El cartel de Desayuno en Plutón (donde destaca la sombra de un personaje irreconocible sobre un fondo azul cielo y portando un paraguas rosa), su tema (la compleja vida de un hombre abandonado desde la niñez que descubre enseguida su lado femenino y se viste como una mujer) y el innegable riesgo de su puesta en escena (el protagonismo de una música divertida y atrevida, los pájaros que comentan la acción de los humanos, el empleo del color, etc.) quizá sean un paradigma de lo mejor que hemos visto hasta el momento de Jordan y de lo que cabe esperar de él en el futuro, aunque el resultado final del filme nos sepa a poco.

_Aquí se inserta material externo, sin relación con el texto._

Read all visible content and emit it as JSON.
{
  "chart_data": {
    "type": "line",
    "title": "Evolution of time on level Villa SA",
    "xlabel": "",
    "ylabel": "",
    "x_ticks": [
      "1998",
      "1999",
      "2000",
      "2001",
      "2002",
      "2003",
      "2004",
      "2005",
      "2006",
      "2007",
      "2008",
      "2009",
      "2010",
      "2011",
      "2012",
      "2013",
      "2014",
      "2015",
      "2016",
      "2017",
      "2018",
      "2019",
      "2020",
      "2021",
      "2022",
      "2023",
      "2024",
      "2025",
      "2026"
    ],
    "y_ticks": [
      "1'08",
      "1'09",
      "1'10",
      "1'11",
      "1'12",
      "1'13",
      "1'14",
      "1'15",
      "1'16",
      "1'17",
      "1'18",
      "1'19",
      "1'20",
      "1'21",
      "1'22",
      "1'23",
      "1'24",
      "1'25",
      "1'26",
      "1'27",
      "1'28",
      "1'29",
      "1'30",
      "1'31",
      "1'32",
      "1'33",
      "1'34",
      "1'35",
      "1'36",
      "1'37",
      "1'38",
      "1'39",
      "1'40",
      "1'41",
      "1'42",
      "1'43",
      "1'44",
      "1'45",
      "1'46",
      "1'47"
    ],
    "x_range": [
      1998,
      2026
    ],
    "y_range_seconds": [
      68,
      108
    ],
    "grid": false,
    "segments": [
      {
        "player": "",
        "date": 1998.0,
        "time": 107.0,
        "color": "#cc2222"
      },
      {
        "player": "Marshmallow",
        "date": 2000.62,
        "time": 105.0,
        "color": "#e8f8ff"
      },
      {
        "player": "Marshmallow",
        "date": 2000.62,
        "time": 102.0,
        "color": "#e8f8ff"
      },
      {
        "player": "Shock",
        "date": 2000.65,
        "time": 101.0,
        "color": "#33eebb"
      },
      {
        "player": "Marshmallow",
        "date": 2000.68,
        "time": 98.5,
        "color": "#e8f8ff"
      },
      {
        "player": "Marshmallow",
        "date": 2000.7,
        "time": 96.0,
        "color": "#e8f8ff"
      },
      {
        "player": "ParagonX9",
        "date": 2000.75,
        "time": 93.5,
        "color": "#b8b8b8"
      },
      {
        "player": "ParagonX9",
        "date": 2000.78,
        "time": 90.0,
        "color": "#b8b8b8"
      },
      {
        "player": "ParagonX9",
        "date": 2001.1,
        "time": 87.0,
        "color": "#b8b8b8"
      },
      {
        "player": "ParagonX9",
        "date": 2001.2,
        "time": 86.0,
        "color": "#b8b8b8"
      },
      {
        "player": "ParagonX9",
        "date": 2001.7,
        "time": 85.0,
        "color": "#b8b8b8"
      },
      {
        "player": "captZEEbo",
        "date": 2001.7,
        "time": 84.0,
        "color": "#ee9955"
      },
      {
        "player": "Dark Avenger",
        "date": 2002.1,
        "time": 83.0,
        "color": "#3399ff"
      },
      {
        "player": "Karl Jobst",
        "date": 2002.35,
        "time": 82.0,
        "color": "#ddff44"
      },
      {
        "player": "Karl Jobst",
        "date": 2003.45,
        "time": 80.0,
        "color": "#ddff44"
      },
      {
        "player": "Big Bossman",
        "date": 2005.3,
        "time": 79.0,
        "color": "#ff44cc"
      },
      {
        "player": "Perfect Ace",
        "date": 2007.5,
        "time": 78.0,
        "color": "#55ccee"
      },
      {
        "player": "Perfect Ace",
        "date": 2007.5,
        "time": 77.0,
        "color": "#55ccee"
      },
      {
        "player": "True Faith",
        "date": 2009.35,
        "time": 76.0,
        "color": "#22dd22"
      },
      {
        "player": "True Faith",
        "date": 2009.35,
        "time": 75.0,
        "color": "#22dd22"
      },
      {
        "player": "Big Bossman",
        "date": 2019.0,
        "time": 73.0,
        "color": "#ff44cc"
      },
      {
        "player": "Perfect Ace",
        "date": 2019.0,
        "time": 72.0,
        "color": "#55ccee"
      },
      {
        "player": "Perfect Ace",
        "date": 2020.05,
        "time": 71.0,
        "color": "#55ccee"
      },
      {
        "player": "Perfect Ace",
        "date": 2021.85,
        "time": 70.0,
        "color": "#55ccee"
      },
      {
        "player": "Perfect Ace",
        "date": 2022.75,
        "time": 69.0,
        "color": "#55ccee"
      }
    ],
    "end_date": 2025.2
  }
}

Las canciones de amor que anuncian un secuestro terrorista y la bella mujer que acaba siendo un hombre en Juego de lágrimas, el barroquismo incontenible de luz, color y sangre en la siniestra y muy homosexual Entrevista con el vampiro, la visceralidad política y la precisión de las palabras con que se defienden las ideas en Michael Collins, el arrebatador romanticismo con el que los personajes de El fin del romance imaginan, bajo la lluvia y sobre la bellísima música de Nyman, la vida de amor que pudo sustituir a la actual existencia de resentimiento o, en fin, el colorismo que enmarca al drama de Desayuno con Plutón, son marcas de la casa de un cineasta que está por rodar su gran obra. En ella, con total seguridad, encontraremos ese sentido del espectáculo en la puesta en escena mientras los intérpretes, magníficamente dirigidos, describirán, con palabras exactas y diálogos precisos, la intimidad de unos sentimientos nada convencionales.